Happy Mother’s Day

Happy Mother’s Day May 9, 2020
My mom and I had a difficult relationship. We loved one another dearly, but I often felt that I was in the way. You see, I was an oops/miracle/mistake baby. My siblings were older and could take care of themselves, and then I came along. I tried my best to keep out of the way as my mom was ill with many ailments, a manic depressant, and eventually lost her sight. I helped as much as I could by keeping my nose in a book, whisked away to faraway lands, as she cried she wished that I could have a childhood like normal kids did (now I know there’s really no such thing as normal).

As I got older, my favorite thing was to escape to a friend’s home and get caught up in their family chaos. Sit at their dinner table. Bake biscuits with their mom. Listen to their mom’s laughter, as the sounds from my home were my mom’s cries and my dad’s loud television. When I was in high school, I began dating this boy and I wanted so badly for his parents to love me, especially his mom. He had what I thought was a typical family. They cooked dinner together. They played card games, dice, or table tennis. They shot baskets and played HORSE. They went camping and took family vacations. They did what I always imagined a family would do. His mom, though, didn’t particularly like me. I was from the wrong side of the tracks – Detroit. She tolerated me, though, and showed me how to cut up a pepper. How to put on mascara. How to properly set a table, and so on. Then the day came when her son asked me to marry him and I said ‘Yes’. We went over to his parent’s house to give them the news, and instead of the happy response my parents gave to us, his mom ran into her room and locked the door behind. “She’ll get over it,” my to-be-dad-in-law offered me with an apologetic smile. It really wasn’t until several years later when I handed her my first child when she somewhat “got over it”. When I filed for divorce from her son, the sadness that set deep within wasn’t as much the marriage, but the loss of his family. No more family dinners together. No more holidays together. No more ping pong games. “That divorce paperwork divorces you from our son but it doesn’t divorce you from us,” she said to me one day when I picked up the kids after a day of her babysitting.

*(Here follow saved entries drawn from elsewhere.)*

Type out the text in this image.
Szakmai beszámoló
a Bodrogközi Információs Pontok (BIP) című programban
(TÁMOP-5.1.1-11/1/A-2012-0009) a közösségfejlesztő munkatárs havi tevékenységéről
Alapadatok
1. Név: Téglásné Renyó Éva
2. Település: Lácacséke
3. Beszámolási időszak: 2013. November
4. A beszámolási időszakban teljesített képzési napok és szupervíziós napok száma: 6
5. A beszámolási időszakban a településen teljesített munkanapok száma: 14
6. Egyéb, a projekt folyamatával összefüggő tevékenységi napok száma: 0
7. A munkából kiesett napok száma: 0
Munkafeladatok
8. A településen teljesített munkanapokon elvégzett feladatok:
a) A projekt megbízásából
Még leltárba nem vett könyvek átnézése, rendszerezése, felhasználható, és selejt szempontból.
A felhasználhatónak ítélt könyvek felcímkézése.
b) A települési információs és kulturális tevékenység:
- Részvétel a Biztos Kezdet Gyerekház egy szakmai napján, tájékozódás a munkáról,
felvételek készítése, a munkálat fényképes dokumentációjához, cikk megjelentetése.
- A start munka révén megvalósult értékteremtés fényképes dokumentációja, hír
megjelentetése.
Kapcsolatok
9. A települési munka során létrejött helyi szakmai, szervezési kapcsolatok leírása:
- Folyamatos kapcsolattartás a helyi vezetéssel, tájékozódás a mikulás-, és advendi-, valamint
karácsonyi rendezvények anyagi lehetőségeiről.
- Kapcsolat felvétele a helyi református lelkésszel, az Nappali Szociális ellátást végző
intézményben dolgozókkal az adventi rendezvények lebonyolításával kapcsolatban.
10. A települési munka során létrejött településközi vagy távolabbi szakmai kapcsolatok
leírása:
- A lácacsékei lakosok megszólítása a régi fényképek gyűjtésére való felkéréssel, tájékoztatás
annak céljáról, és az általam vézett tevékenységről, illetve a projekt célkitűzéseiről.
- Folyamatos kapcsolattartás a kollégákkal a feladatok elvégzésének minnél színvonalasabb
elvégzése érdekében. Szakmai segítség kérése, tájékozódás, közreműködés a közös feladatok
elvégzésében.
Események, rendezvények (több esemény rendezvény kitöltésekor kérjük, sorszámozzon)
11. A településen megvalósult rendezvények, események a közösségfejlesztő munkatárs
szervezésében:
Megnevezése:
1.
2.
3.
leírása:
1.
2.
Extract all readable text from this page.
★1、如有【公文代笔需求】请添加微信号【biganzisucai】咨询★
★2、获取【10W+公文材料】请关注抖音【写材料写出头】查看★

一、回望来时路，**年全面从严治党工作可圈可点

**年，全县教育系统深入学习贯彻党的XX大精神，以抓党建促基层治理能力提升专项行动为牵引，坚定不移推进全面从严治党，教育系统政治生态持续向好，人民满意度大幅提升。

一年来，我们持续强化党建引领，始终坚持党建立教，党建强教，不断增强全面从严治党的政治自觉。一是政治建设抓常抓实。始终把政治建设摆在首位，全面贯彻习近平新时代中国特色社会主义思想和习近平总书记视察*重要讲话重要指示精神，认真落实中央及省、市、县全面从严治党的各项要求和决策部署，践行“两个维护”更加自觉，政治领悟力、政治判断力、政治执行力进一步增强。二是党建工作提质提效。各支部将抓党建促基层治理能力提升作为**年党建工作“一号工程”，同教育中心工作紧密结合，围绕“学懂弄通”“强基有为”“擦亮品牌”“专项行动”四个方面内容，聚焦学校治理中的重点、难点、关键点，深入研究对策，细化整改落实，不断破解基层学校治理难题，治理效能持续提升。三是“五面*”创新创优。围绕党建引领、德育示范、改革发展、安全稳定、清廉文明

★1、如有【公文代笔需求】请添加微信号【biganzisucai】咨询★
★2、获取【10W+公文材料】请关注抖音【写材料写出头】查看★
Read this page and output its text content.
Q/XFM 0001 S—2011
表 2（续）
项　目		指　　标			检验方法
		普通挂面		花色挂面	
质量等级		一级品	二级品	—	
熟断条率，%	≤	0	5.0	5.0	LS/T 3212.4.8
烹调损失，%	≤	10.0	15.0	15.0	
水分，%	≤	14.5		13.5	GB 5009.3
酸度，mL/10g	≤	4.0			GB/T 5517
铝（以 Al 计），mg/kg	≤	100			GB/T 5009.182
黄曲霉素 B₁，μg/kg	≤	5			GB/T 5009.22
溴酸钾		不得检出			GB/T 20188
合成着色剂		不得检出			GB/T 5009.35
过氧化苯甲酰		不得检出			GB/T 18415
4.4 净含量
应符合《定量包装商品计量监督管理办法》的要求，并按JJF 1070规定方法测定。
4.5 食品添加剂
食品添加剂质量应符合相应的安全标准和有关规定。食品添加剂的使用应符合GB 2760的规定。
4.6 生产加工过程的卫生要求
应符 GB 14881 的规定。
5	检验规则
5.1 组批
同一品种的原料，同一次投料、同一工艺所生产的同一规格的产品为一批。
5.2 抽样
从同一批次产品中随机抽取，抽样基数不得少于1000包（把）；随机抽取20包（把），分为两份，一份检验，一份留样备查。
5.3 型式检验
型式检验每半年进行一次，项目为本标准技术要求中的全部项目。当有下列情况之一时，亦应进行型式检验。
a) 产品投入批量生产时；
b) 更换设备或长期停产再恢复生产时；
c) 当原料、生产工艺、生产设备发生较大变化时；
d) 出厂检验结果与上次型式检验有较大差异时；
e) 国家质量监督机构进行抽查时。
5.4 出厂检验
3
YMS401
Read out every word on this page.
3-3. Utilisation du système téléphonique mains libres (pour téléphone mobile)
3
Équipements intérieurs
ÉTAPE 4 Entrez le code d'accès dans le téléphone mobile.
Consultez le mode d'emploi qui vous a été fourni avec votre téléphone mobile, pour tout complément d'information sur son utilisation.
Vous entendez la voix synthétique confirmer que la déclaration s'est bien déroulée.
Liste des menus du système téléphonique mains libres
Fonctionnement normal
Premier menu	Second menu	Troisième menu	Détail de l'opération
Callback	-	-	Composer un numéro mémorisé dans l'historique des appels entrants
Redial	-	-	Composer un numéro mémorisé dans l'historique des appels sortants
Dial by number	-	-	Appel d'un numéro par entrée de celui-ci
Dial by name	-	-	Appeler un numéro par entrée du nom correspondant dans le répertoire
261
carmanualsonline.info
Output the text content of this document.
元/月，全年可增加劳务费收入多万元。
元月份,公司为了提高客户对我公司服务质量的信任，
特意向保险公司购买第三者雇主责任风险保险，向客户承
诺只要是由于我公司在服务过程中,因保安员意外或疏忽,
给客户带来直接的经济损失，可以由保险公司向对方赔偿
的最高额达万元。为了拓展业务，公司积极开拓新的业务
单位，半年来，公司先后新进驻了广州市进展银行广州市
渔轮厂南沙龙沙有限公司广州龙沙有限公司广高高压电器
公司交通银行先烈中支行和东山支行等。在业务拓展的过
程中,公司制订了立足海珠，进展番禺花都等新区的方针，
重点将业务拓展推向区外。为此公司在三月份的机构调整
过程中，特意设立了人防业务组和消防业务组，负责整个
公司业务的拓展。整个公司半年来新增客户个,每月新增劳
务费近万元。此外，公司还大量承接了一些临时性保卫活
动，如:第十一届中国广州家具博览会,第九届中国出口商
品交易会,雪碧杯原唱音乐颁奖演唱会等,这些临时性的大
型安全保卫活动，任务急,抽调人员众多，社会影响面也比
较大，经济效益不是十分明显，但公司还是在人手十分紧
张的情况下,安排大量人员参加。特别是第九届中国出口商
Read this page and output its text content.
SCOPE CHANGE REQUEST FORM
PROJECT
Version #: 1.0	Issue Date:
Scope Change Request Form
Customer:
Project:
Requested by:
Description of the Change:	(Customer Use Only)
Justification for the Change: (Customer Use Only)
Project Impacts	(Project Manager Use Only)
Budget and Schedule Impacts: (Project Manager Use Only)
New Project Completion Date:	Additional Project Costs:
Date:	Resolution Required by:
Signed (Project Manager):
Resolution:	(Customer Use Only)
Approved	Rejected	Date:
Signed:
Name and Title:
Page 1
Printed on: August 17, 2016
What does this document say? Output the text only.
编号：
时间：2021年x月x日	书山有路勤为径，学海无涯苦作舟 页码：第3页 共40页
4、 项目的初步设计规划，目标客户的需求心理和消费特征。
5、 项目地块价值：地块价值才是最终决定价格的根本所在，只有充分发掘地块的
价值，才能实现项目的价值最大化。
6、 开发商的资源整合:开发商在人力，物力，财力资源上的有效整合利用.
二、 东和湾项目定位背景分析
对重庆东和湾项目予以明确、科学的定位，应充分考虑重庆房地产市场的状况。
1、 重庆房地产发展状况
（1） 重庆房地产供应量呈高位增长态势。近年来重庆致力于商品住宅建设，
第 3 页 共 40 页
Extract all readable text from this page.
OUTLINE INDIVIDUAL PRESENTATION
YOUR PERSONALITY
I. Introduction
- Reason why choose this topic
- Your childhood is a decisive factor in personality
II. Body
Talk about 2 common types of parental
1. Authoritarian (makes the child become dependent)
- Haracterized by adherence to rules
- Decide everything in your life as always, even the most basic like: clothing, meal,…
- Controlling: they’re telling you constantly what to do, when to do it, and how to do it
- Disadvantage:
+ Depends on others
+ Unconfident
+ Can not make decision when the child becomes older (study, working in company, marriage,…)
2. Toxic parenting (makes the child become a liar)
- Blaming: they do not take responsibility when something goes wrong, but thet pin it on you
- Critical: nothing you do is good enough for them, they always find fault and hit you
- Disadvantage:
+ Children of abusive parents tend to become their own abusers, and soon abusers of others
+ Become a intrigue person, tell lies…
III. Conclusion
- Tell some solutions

When I met Chuck’s mom, she said to me she knew right then that I was her son’s soulmate. “Just a feeling,” she would giggle. And once again, I wanted so badly for her to love me. And I believe she did. Until the year before her passing when her dementia robbed us all. She blamed me for everything under the sun. I was outside the courtroom as Chuck tried to get Guardianship when the attorney handed us paperwork.

“It’s the questions the court asked her,” the attorney told us. “Don’t take anything personal,” he said looking me in the eyes.

He apparently didn’t know me, because after reading it I felt like I was going to throw up. I attempted to gulp back my tears unsuccessfully and instead ran for the bathroom, begging that it was unlocked and open. Gratefully it was. In the paperwork she spoke of how evil I was. How I took her son from her. How I stole <stamps> from her. How she hated me.

“Don’t be silly,” Chuck said, when I came out still wiping my tears, “You know she’s not in her right mind. It’s why we’re here.”

Last July, I held her hand, and told her I loved her as she took her last breath. “I love you too, Kristy,” she whispered. It had been the first time in a week since she remembered who I was.

Some people have daddy issue, I have mom issues. This is Chuck and my first year without his mom and I’d be lying to say we aren’t sad. This is the 14th year without my mom, and I’m still sad. But I have to say that even through the relationship with my mom and the different mom-figures I’ve had in my life, I am grateful for each one of them – the good, bad, and the ugly. I learned many lessons, including what kind of mom I wanted to be, and didn’t want to be. Life is like a stained-glass window. You can focus on not seeing straight through it on the cloudy days, or revel in the rainbows on the sunshiny ones. I choose to just love the stained glass window. It’s a choice.

Mother’s Day can be painful for many. It’s a painful reminder to those who don’t have their mom in the physical. It’s a painful reminder for those who tried to become a mom, or who wanted to become a mom but didn’t have the partner or right partner for it. It’s a painful reminder for those moms who have a child or children on the Other Side. It’s a painful reminder for those who might have children away, or have kids who aren’t speaking to them. It’s a painful reminder for those who didn’t/don’t have the mom they so yearned to have.

This weekend I’m sending extra love and healing to all of those experiencing pain and heartache on this Mother’s Day or any day. And Happy Mother’s Day to all who are a mom, were a mom, the mom of a fur baby, and single dad’s who are mom and dad. I believe in you.

Sincerely,
Kristy
PS – MOM’S – take pictures with your kids. Makeup. No makeup. Whatever the number is on your scale. Take those pictures.